There might be something amiss with our institutions of higher education

Sunday, January 8th, 2017

There might be something amiss with our institutions of higher education, Paul A. Rahe suggests:

Forty years ago, when I was in my last year as a graduate student at Yale, I taught in a program called Directed Studies. It was a one-year boot camp for the very best entering freshmen. It consisted of three year-long courses: History and Politics One, Literature One, and Philosophy One. In each class, the students started at the beginning — with, say, Herodotus, the Jewish Bible, and the pre-Socratics — and ended in the 20th century — with, say, Heidegger, T. S. Eliot, and Wittgenstein. Twenty years ago, I returned as a visiting professor to teach History and Politics One in the same program. I was by no means the only visitor. The director could not find in the Yale faculty enough instructors ready and willing to do the job. Teaching the very best students in the college a survey of the tradition of political rumination was beyond the capacity of all but a handful of those on the Yale University teaching staff. The old liberal arts curriculum, which is still intact here at Hillsdale, produced citizens with a broad range of knowledge and a general familiarity with our cultural tradition. Today you cannot assume such knowledge on the part of a distinguished university’s faculty.


  1. Bob Sykes says:

    We are now in the situation where the faculty at our most prestigious schools, the ones training the next generation of the Ruling Class, are incompetent. This is a problem that will resist, and maybe defeat, correction. The existing faculty everywhere are the ones who recruit and choose their replacements. And, of course, they recruit and choose people just like themselves.

  2. Adar says:

    This is deliberate and malicious and is a continuing aspect and legacy of the tumultuous 1960s, anti-West and anti-American hatred as it was.

  3. Dan Kurt says:

    There is no intelligence in the University System in the USA. Case in point:

    In the early 1960s I was in my senior year in college. Many students took the GREs that winter. One fellow in my class scored 800 verbal, 800 math, and 960 out of 970 in, I think, Chemistry. No one was anywhere near his score

    No Graduate School recruited him. He never applied to a graduate school. His IQ had to be over 160 yet no systems were set up to find intellects such as his for further development. What a waste.

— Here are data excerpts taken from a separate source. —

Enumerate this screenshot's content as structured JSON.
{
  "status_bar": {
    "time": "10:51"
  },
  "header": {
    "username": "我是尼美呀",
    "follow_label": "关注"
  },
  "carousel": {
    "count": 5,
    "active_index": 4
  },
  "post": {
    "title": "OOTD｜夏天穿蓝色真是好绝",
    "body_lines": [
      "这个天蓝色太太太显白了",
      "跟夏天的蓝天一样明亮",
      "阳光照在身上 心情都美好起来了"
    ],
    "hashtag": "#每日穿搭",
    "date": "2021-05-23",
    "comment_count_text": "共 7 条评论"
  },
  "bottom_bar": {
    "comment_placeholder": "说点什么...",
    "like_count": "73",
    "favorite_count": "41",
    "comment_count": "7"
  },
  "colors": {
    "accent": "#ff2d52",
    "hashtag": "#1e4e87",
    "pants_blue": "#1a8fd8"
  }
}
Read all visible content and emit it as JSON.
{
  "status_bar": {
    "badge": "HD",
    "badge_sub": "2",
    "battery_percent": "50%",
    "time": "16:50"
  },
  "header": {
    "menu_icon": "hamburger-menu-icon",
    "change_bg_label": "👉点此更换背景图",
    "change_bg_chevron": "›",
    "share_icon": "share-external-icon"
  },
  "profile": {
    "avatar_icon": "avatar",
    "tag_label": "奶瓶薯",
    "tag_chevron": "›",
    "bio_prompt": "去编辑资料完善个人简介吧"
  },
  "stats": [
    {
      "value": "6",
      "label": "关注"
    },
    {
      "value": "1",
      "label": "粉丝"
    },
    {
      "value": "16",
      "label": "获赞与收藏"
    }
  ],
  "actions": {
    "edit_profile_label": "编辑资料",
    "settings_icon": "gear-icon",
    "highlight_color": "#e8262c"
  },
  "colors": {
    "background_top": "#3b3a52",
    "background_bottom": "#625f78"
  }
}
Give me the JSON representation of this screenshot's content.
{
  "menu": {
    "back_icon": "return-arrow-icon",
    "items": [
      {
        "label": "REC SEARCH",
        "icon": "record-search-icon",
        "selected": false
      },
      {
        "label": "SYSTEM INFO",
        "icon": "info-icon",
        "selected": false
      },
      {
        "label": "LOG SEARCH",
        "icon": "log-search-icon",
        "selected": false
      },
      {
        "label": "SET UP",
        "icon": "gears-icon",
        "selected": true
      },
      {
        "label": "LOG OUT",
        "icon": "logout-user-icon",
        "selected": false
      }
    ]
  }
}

    He did go to Medical School as he took the Med Apt exam and did well on that. He said that he guessed the answer on one question and guessed it correctly in the exam. I remember the question: define estivation.

  4. Isegoria says:

    I remember coming across estivation in my high school biology textbook. Great word.

  5. Lucklucky says:

    They are worse than just incompetent. They are Marxists.